From Viet Nam Defiance to Boston Surrender

by Sartre
Intellihub.com

 The Bill of Rights is a unique safeguard embodied within the constitutional structure of a road map for governmental restraint. One of the most important restrictions placed upon the police powers of the central government is exemplified in Posse Comitias. The militarization of domestic law enforcement is fundamentally in conflict with individual rights and natural law.

The basic character of the American spirit envisioned narrow intrusion into the personal affairs of citizens. The federal government is burdened with thoughtful and precise limitations on its powers for the essential reason to inhibit the aggressive expansion of despotic tendencies.
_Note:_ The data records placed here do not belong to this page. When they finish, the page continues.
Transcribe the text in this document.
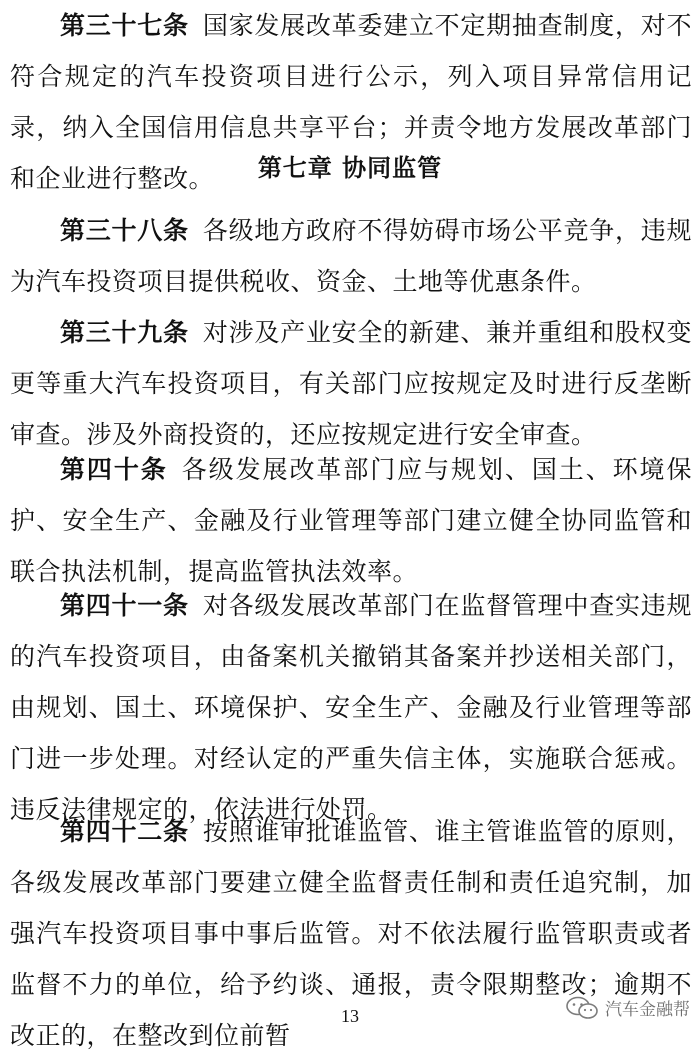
第三十七条 国家发展改革委建立不定期抽查制度，对不符合规定的汽车投资项目进行公示，列入项目异常信用记录，纳入全国信用信息共享平台；并责令地方发展改革部门和企业进行整改。	第七章 协同监管

第三十八条 各级地方政府不得妨碍市场公平竞争，违规为汽车投资项目提供税收、资金、土地等优惠条件。

第三十九条 对涉及产业安全的新建、兼并重组和股权变更等重大汽车投资项目，有关部门应按规定及时进行反垄断审查。涉及外商投资的，还应按规定进行安全审查。

第四十条 各级发展改革部门应与规划、国土、环境保护、安全生产、金融及行业管理等部门建立健全协同监管和联合执法机制，提高监管执法效率。

第四十一条 对各级发展改革部门在监督管理中查实违规的汽车投资项目，由备案机关撤销其备案并抄送相关部门，由规划、国土、环境保护、安全生产、金融及行业管理等部门进一步处理。对经认定的严重失信主体，实施联合惩戒。违反法律规定的，依法进行处罚。

第四十二条 按照谁审批谁监管、谁主管谁监管的原则，各级发展改革部门要建立健全监督责任制和责任追究制，加强汽车投资项目事中事后监管。对不依法履行监管职责或者监督不力的单位，给予约谈、通报，责令限期整改；逾期不改正的，在整改到位前暂

13	汽车金融帮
Once upon another era, the people of the Republic understood this vital social construct of control against the destruction of liberty, by the very government entrusted to preserve the essence of the union.

Fifty years ago, the nation entered into a morass of a foreign conflict that altered the very fabric and substance of the post World War II mentality. As the Viet Nam war expanded, the consciousness of a youthful generation exploded into a fundamental counter cultural resistance against the mindset that built the military-industrial-complex and perpetuated an interventionist global foreign policy.

The campuses and streets of America were filled with swarms of dissenters opposing the war and the repression of a burgeoning police state. The gambit of defiant speeches to civil disobedience saw the corridors of power crumple in the wake of a nation galvanized against the Sovietization of our authorities, when the war, was supposedly fought, to stop the spread of Communism.

Even with the incomplete success in ending the Viet Nam hostilities, the political loss of that war, did not prevent the uninterrupted march toward the Orwellian collectivist state, that we now live under and the oppressive compliance that Homeland Security so aptly represents.